The history is worth a mention, because it informs where The Little Things does a few things rather well, and why the majority of it is a waste of time.
Deke (Denzel Washington) is an aging cop in L.A. who had his life turned upside-down years ago because of his involvement in trying to solve a serial killer case. Jim Baxter (Rami Malek) is the new guard working the latest iteration that has the city on edge. Deke is haunted by the victims he failed, and it all caused problems with his marriage and career. Even if he hadn’t specifically fallen out of cop shop political favor by way of a serial killer case (which, let’s pretend is a thing), Jim isn’t convinced that older him can actually be a lot of help.
The investigation quickly turns up leads that put Albert Sparma (Jared Leto) in the crosshairs, and in case the evidence isn’t solid enough for the audience, Leto twirls his mustache repeatedly.

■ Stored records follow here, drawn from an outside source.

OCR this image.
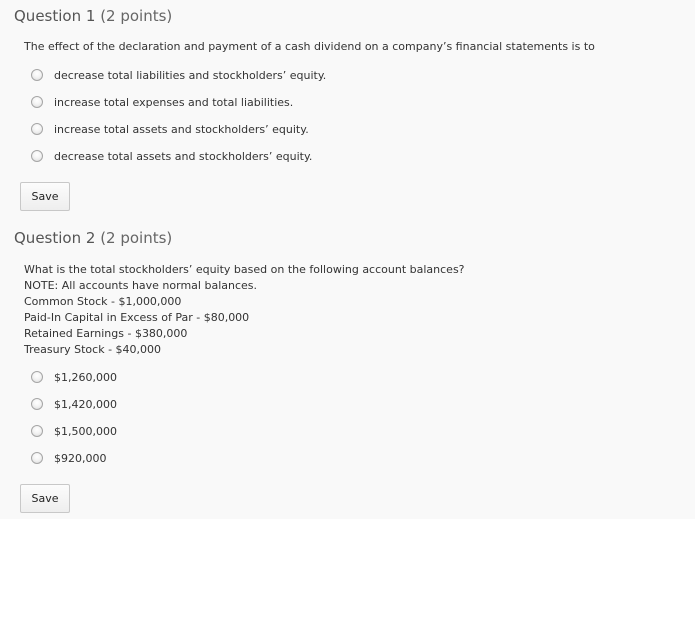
Question 1 (2 points)
The effect of the declaration and payment of a cash dividend on a company’s financial statements is to
decrease total liabilities and stockholders’ equity.
increase total expenses and total liabilities.
increase total assets and stockholders’ equity.
decrease total assets and stockholders’ equity.
Save
Question 2 (2 points)
What is the total stockholders’ equity based on the following account balances?
NOTE: All accounts have normal balances.
Common Stock - $1,000,000
Paid-In Capital in Excess of Par - $80,000
Retained Earnings - $380,000
Treasury Stock - $40,000
$1,260,000
$1,420,000
$1,500,000
$920,000
Save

We soon find ourselves in a cat-and-mouse that reminds almost unbearably of Se7en, but also harkens back to a dozen films going through the nineties all the way to Prisoners. Deke wanders through the investigation like a man who has been beaten down by all of this before, and doesn’t care about certain rules this time around. Baxter shuffles along like someone new to the badge who can’t wait to get beaten down himiself. Sparma all but cackles merrily along as he taunts the cops as though that’s all he’s ever wanted out of life.

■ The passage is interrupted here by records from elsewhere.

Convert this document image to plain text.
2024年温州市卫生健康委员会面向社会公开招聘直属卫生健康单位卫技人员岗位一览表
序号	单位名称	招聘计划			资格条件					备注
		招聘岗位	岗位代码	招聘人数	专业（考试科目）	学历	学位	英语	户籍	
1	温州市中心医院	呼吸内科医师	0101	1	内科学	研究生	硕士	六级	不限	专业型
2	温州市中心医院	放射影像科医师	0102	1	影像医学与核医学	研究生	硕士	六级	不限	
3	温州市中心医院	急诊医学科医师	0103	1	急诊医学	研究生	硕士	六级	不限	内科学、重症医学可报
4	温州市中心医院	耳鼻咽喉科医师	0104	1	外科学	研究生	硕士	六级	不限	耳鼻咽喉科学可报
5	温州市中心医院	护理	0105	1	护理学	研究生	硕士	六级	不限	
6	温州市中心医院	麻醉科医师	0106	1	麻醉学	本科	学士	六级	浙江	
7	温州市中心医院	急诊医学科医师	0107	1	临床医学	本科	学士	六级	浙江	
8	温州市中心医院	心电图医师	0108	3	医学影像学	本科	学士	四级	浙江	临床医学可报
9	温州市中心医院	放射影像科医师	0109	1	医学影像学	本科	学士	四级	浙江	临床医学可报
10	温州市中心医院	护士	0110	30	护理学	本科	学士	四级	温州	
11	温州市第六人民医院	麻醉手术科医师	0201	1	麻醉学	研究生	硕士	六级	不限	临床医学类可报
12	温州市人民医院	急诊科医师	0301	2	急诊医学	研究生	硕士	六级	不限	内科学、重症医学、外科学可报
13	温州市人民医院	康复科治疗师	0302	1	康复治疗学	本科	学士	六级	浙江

When the film is about Deke, it’s an engrossing dive into a man at a certain nexus who battles himself as much as anything else while trying to get his past to direct his future. It’s a The Founder style “tear apart” that hopes to examine what happens next by virtue of who he is (or became) instead of simply what happened before. Washington delivers in almost every moment, and frankly seems to be in a different movie than everyone else, putting together a cop you nearly always believe as on a path he examines as much as follows.
When The Little Things is about the case, Sparma, or connecting with Baxter, it’s almost self-mockery. Scenes are tense for trivial reasons, Sparma is creepy because, apparently, being sufficiently crazy is creepy, and Baxter winds his way down a road of stupid decisions that would make ’80s horror blink. A cockamamie (and I don’t use that word lightly, or often) interrogation scene feels as though it might have been improv, and I almost hope that it was, with Leto becoming increasingly cheesy and ludicrous, and Washington losing his cool, not at the character, but at Leto for wasting his time. Deke is almost caught in Sparma’s apartment when Sparma calls in the cops, and it’s all very nerve-racking, because… something bad would happen if cops caught a cop in a suspect’s apartment without a warrant… apparently. As we roll toward the end, Baxter follows Sparma down a bonkers rabbit hole just to prove he’ll dance for Sparma and that he’s letting the case get the better of him just as Deke did.
There’s no question that we at least get a decent ride with Washington, who never managed a greater testament to his abilities than remaining watchable in this, but it all ends irrelevantly, which seems the greatest failure possible for a would-be ’90s murderer hunt. It becomes the antithesis of that old nugget about great movies truly beginning after they end because the real story is what happens when you’re left to think about everything you just watched, which is to say that it leaves a kind of mental vacuum because it turns out you didn’t actually watch anything. That’s certainly its own forced experience, and it’s one that is pretty unnerving, but it only helps prove that director Hancock cannot free himself from the shackles of writer Hancock.